La nuit dernière, à près de 20° au-dessous de zéro, Michel Daigneault a parcouru les rues de Montréal au volant d'un minibus bleu. Son travail: transporter des sans-abri d'un refuge à un autre lorsque les dortoirs débordent.

Depuis le 1er décembre, il fait la navette entre la Mission Old Brewery, la Maison du Père et la Mission Bon Accueil. «L'hiver, on ne peut pas demander aux gars de marcher d'un refuge à l'autre. Ils sont dehors toute la journée. Quand ils arrivent à un endroit et qu'il n'y a plus de place, ils ne peuvent pas partir à pied. On ne leur demande pas ça», explique le chauffeur.

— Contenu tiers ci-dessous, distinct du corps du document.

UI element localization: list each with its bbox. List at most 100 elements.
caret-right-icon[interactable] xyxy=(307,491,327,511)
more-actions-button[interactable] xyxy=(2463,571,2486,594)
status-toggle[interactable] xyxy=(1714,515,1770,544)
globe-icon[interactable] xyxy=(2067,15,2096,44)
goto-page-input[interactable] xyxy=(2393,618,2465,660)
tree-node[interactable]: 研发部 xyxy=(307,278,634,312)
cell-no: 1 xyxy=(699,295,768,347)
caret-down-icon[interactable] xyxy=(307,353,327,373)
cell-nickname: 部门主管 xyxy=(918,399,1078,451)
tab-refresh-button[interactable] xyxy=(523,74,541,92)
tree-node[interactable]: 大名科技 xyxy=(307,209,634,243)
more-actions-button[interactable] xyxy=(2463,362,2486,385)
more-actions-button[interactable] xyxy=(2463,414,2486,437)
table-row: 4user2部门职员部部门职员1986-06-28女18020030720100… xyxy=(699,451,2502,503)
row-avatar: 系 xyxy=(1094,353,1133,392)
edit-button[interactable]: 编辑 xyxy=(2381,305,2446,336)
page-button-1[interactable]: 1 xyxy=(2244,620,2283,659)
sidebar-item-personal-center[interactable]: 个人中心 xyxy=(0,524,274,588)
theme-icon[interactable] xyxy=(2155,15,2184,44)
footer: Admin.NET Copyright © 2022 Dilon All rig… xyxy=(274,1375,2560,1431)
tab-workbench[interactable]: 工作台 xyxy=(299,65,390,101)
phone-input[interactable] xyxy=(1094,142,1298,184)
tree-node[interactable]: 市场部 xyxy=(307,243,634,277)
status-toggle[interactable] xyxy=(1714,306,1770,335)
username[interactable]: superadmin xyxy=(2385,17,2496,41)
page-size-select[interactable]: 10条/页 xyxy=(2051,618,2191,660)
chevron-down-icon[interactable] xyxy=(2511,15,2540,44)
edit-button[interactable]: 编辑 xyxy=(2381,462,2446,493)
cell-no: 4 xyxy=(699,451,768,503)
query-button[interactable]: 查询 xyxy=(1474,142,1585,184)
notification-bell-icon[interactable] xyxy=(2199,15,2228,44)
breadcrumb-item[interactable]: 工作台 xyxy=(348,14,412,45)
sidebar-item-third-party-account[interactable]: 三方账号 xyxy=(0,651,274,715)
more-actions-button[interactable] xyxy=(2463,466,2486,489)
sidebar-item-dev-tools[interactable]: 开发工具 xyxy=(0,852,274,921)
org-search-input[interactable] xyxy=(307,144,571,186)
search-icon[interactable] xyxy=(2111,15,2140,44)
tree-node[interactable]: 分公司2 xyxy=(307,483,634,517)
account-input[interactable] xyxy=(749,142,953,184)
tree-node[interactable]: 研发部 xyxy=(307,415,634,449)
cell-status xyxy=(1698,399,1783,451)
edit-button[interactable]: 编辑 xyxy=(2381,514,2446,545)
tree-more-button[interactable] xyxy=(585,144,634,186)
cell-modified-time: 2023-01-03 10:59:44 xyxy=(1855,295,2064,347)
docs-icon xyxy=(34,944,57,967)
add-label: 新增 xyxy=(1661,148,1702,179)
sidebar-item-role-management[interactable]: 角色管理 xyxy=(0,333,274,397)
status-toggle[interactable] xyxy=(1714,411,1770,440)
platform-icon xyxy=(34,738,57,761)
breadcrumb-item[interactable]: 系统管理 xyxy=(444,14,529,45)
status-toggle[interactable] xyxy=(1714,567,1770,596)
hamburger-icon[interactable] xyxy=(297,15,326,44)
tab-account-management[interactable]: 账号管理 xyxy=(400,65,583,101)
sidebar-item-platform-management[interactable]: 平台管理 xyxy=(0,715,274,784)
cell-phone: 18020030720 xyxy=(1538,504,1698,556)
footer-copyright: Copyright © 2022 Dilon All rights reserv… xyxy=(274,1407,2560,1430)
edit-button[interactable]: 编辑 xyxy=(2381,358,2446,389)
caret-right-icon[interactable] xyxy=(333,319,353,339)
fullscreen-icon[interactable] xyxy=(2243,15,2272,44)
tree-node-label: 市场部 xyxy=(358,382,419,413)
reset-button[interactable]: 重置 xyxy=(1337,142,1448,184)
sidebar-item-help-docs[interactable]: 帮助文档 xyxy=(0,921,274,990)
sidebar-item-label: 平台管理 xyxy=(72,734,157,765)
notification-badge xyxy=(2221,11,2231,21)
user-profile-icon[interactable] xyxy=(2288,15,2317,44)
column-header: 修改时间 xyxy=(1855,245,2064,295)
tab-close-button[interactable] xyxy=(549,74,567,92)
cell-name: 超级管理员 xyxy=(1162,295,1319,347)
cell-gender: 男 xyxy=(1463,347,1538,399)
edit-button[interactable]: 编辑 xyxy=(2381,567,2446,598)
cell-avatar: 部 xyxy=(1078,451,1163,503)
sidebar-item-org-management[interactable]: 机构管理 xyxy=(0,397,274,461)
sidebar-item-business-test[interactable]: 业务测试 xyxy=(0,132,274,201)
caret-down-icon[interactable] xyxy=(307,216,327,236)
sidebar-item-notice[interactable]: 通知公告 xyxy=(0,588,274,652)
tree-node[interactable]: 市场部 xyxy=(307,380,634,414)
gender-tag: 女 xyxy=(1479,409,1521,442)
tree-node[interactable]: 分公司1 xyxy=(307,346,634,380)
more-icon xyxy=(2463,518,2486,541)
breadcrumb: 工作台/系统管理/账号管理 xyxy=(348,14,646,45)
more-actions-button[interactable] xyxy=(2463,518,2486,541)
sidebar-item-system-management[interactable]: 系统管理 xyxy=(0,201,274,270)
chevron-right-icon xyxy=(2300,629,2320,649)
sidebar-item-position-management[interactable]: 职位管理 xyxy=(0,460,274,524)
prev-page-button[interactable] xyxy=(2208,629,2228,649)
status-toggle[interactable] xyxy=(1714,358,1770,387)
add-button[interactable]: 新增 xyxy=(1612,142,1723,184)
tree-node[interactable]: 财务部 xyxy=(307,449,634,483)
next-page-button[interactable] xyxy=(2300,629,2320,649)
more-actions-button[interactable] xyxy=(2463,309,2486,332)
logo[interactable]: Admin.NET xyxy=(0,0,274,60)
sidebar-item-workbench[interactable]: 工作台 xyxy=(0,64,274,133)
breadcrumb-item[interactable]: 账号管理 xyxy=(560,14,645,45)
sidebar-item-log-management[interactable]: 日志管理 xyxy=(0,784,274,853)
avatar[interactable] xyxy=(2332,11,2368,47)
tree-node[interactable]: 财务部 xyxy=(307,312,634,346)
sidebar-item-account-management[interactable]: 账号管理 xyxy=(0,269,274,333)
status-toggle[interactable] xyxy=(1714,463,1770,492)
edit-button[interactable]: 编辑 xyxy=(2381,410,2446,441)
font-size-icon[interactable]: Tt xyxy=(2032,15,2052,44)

Les directives de l'agence de la santé et des services sociaux de Montréal sont strictes: l'hiver, personne ne doit dormir dehors contre son gré. À bord de son minibus, M. Daigneault veille à ce que les sans-abri qui le désirent puissent passer la nuit au chaud.

Et quand il a un moment de libre, il sait où aller. «Dans le bout de la rue Peel, il y a des gars qui dorment là. Hier soir, ils m'ont demandé trois couvertures. Je vais leur en apporter trois pour ce soir», explique-t-il entre deux trajets.

Il s'arrête sous un viaduc. Il dépose les couvertures sur des sacs de couchage empilés près d'une poutre. «Je ne comprends pas ça, dormir dehors à - 30 °C... ce n'est pas humain!» lance-t-il. Il respecte toutefois la volonté de ceux qui vivent dans ces conditions.

Le directeur général de la Mission Old Brewery, Matthew Pearce, explique que les règles des refuges ne conviennent pas à tout le monde. «Ceux qui ne se présentent pas au refuge ont une raison de ne pas le faire. Parfois, ils n'aiment pas être obligés de se coucher et de se lever à heures fixes. On les invite à entrer dans l'autobus pour se réchauffer. Peut-être qu'ainsi ils vont sentir qu'ils seraient mieux à l'intérieur.»

Qu'ils fréquentent les refuges ou non, les sans-abri de Montréal reconnaissent pour la plupart le minibus bleu conduit par Michel Daigneault. Ils le saluent au passage et lui racontent leurs derniers efforts pour quitter la rue. «Il y en a qui s'en sortent, parfois. Je suis content quand ils se trouvent une chambre ou un appartement. Des fois, je passe et ils sont contents de venir me parler!»